The delivery of these pipeline products to the NASA Exoplanet Archive is a requirement of the Kepler extended mission. The backend of the pipeline producing these products will be run 1-2 times per year. Products will be delivered to the archive without delay, before the TCE table has been analyzed by the Kepler Project. The first extended mission delivery of a TCE table and DV reports will be from Q1-Q12 pipeline processing. Typically, each pipeline run produces 10,000-20,000 TCEs. Users of the Q1-Q6 KOI table and Q1-Q8 KOI tables at the Exoplanet Archive compiled during the primary mission should note that the pipeline products from which the previously reported KOIs were derived will not be available.

Following the delivery of pipeline products to the Exoplanet Archive, the Kepler Project will begin searching the new list of TCEs for new and existing KOIs. New and old KOIs will be delivered to a corresponding new KOI table at the archive on a weekly basis, without disposition into planetary candidates or false positives. This exercise is known as "triage".

As vetting tests for the null hypothesis that a TCE is a planet are performed, the "disposition" of each KOI as either a planet candidate or false positive will be updated and, most importantly, may change over time. It is therefore critical that the scientific community not conduct sample completeness studies on KOI tables that remain "active". Active tables do however provide the latest information for community scientists interested in follow-up observations and disposition activities. After a period of activity, the classification of the KOI table will changed from "active" to "done" when all dispositions are judged as final and all model parameters have been updated appropriately. This will typically occur after a new delivery of TCEs to the archive based upon a longer data baseline. Statistical studies should not be attempted upon KOI samples until the table has been classified as "done" and the specific nature of the sample is understood. In particular the multiple goals of the Q1-Q8 KOI table make certain statistical sample analyses difficult.

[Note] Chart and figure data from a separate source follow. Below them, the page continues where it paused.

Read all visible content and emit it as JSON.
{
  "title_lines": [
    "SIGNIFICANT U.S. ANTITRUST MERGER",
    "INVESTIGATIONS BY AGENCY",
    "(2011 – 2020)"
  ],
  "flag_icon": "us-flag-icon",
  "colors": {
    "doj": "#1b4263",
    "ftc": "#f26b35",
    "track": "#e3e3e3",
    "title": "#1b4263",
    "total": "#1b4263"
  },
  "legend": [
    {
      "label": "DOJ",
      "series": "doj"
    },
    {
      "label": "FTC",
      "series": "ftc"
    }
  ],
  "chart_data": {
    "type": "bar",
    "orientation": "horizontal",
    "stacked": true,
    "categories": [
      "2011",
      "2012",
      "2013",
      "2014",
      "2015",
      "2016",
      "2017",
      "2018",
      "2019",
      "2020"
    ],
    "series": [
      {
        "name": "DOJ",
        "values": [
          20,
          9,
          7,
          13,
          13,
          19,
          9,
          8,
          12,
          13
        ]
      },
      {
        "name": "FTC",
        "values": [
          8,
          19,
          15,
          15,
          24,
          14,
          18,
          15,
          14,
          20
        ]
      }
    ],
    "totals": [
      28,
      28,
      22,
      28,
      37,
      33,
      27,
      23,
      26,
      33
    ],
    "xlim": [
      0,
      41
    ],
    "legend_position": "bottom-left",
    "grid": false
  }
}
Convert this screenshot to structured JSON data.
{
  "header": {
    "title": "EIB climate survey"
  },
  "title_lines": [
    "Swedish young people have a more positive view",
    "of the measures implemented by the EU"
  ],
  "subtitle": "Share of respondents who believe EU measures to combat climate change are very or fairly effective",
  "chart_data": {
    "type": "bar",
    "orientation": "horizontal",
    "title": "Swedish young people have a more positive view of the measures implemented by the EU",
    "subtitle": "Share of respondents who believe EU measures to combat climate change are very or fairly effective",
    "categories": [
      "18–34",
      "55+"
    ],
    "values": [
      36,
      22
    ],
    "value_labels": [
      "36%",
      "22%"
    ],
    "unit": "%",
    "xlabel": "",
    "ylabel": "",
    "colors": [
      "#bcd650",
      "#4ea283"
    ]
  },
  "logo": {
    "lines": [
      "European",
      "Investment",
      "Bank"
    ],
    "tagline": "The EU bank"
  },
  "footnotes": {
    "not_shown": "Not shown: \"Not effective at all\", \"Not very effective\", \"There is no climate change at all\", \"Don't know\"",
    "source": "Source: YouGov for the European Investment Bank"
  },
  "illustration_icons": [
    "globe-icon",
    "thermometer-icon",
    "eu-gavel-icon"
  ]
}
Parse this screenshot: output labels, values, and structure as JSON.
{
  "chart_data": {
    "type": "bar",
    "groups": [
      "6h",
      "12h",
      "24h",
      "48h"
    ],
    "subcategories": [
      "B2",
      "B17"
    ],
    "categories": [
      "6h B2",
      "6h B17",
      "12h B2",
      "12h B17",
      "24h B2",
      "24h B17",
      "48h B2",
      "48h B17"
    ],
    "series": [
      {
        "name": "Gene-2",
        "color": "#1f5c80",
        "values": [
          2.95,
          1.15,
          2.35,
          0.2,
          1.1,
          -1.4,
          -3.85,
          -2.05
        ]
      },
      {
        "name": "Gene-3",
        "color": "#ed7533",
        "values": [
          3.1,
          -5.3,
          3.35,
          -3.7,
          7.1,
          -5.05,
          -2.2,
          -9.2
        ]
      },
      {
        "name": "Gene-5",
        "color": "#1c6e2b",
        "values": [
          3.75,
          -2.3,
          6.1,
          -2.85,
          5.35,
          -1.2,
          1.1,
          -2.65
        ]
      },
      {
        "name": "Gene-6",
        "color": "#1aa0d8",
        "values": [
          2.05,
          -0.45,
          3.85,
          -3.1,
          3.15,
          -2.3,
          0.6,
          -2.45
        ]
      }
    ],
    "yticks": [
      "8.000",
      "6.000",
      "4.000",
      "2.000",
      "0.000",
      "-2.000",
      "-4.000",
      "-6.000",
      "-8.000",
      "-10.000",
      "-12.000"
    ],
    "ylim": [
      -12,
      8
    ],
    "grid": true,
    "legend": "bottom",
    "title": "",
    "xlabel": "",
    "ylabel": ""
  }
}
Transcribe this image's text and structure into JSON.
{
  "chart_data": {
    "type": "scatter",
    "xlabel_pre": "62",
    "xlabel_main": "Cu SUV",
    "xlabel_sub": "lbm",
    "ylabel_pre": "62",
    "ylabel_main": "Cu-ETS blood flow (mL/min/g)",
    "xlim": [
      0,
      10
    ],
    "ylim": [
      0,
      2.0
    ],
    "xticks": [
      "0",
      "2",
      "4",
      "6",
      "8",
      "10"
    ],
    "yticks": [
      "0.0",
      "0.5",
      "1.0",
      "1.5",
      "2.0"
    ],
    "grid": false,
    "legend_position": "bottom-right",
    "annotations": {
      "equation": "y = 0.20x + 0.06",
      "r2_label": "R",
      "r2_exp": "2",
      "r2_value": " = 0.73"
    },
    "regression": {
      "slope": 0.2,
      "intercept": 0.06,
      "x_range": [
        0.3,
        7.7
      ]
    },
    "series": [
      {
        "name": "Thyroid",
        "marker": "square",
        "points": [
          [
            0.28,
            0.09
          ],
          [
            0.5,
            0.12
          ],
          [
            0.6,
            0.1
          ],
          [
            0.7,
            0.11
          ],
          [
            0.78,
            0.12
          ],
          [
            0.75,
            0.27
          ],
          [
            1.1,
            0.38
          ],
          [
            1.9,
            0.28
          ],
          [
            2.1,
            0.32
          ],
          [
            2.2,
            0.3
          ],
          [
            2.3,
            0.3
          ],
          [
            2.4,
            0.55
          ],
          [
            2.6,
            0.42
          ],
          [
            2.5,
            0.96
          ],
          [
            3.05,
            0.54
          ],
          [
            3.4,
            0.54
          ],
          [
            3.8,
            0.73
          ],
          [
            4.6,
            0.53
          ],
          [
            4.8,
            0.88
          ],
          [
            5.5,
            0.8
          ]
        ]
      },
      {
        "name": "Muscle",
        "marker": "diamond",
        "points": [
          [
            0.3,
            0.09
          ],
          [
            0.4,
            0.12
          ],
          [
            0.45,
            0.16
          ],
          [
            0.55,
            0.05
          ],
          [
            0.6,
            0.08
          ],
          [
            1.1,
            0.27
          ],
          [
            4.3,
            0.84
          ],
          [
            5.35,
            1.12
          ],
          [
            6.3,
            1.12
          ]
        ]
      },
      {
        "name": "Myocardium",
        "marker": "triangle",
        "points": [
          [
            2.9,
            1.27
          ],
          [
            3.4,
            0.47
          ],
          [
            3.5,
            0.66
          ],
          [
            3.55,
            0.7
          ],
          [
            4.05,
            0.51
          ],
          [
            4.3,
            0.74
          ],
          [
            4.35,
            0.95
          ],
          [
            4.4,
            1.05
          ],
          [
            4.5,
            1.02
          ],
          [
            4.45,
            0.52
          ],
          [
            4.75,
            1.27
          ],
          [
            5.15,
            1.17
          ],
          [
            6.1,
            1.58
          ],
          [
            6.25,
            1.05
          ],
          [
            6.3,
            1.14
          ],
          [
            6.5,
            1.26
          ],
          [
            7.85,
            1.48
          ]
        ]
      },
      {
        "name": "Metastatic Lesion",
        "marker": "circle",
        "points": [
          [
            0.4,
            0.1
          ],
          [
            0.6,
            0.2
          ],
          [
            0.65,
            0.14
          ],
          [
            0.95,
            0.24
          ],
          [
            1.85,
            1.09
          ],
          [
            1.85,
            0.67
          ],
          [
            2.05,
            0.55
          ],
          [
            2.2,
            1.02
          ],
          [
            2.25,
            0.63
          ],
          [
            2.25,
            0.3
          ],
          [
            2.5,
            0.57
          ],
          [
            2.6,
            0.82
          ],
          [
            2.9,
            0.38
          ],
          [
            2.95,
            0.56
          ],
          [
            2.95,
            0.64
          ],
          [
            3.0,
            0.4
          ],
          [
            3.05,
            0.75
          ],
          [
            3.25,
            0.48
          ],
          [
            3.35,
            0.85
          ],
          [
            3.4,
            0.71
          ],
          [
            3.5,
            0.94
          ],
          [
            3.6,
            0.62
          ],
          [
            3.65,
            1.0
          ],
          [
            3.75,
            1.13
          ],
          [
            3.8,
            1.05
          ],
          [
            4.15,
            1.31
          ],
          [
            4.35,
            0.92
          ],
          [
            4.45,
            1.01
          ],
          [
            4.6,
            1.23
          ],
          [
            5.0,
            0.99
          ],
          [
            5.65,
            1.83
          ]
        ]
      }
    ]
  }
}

Scientific opportunities for the community include:

  1. Identifying new transit-like events not currently included in the delivered TCE tables from the light curve and pixel repository at the MAST.
  2. Identifying new planetary candidates from the TCE tables and DV products.
  3. Dispositioning planetary candidates and false positives from the KOI tables.
  4. Identifying targets of interest for ground- and space-based follow-up observations from the TCE and KOI tables.
  5. Harvesting new yields of TCEs, KOIs, planetary candidates and planetary false positives independent of the Kepler Project. Independent yields are critical for assessing the reliability of the Kepler pipeline and community work.